I beg for forgiveness. For peace. For understanding. For a miracle.
I went to see a doctor twice in two days. The same one. Both times with totally different problems. I think he was fairly amused. He said I had irritable bowels; a side effect of stress. I had all the symptoms: nausea, lack of appetite, frequent urges to visit the loo, and a pinched look etched on my face. Pathetic, huh?
LT would say I brought this upon myself. I deserve no pity. Jacob would give me that I-told-you-so face. The boyfriend would go "tsk tsk" in a patronising way. Sigh. Long story, I don't even know where to begin. House hunting woes, I told Mr. Doctor. He tried to start a conversation; asked me why and what. He's nice, but I didn't need counselling. Not at 3pm on a Thursday afternoon.
At 3pm on a Thursday afternoon, all I wanted to do was go back to office. Type up the crap my demanding manager ordered me to. Stash the lappie in my locker and disappear for a good two weeks. Go home and crawl into bed. Wallow in self-pity 'til I can't stand myself any further and I will be okay soon enough. I wanted to yell at my manager, f*ck it. I am on leave today. You want me to do something, book me on the job then. I yearned to stuff my face silly with food and puke my guts out after that. I was desperate for hole to hide myself into and cry.

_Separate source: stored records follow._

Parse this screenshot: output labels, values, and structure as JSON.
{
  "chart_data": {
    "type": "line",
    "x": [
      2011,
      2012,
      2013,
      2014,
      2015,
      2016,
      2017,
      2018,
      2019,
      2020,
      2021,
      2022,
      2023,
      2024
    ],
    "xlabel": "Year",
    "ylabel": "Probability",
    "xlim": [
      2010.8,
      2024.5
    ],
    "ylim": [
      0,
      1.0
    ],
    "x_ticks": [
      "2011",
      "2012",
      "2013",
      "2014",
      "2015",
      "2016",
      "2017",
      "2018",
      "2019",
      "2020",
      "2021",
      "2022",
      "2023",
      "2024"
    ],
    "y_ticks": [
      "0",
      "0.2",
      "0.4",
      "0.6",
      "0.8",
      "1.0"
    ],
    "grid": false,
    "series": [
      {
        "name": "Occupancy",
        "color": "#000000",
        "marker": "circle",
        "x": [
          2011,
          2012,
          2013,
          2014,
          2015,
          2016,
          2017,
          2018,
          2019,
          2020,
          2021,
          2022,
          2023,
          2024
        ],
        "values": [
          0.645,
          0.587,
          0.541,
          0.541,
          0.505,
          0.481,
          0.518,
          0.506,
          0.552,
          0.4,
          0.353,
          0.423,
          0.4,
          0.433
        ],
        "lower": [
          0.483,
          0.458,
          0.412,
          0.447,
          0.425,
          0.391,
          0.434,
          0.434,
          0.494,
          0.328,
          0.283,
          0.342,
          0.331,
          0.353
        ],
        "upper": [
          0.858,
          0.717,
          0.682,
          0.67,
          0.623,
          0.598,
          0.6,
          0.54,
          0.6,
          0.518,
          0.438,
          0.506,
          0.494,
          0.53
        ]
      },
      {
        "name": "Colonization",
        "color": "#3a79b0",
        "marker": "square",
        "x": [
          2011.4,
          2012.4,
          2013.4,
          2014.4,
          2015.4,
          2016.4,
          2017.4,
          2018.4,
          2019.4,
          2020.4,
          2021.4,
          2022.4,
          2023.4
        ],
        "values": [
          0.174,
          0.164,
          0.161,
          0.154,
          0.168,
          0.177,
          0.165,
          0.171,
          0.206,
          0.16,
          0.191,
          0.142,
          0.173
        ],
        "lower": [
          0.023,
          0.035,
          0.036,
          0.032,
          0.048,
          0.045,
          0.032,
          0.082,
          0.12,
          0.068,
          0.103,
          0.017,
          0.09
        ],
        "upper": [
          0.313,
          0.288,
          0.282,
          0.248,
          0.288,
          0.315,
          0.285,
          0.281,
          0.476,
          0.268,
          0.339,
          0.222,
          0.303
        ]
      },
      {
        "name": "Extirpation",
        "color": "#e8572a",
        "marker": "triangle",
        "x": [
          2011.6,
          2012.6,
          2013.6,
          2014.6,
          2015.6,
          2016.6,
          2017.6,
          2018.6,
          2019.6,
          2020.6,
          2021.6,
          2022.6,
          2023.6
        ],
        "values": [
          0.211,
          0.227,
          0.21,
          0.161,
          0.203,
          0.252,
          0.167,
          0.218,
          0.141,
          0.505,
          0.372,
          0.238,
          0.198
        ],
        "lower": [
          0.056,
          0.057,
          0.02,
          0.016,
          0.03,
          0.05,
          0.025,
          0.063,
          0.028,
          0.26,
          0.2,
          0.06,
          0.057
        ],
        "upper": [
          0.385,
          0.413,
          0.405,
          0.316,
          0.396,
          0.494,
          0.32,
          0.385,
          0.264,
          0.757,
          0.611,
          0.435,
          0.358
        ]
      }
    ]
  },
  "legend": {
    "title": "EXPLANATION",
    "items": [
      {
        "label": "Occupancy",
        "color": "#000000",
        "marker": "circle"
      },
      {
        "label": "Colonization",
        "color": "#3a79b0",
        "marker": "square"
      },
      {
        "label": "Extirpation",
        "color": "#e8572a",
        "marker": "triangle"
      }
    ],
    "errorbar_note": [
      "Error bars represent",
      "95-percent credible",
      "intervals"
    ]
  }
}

Yes, I am overstressed. I just refused to admit it to myself :(
Thank God, I told the kind doctor, I am flying off the Melb on Saturday afternoon. I am putting the whole disaster behind me. My mind is made up; my options are clear. 1,350 bugs won't kill me; I'd just whine and grumble about it for a couple weeks and not bring it up again. It was an expensive lesson to learn but what is life without its pitfalls? Jacob would say he survived worse and is still alive and kicking.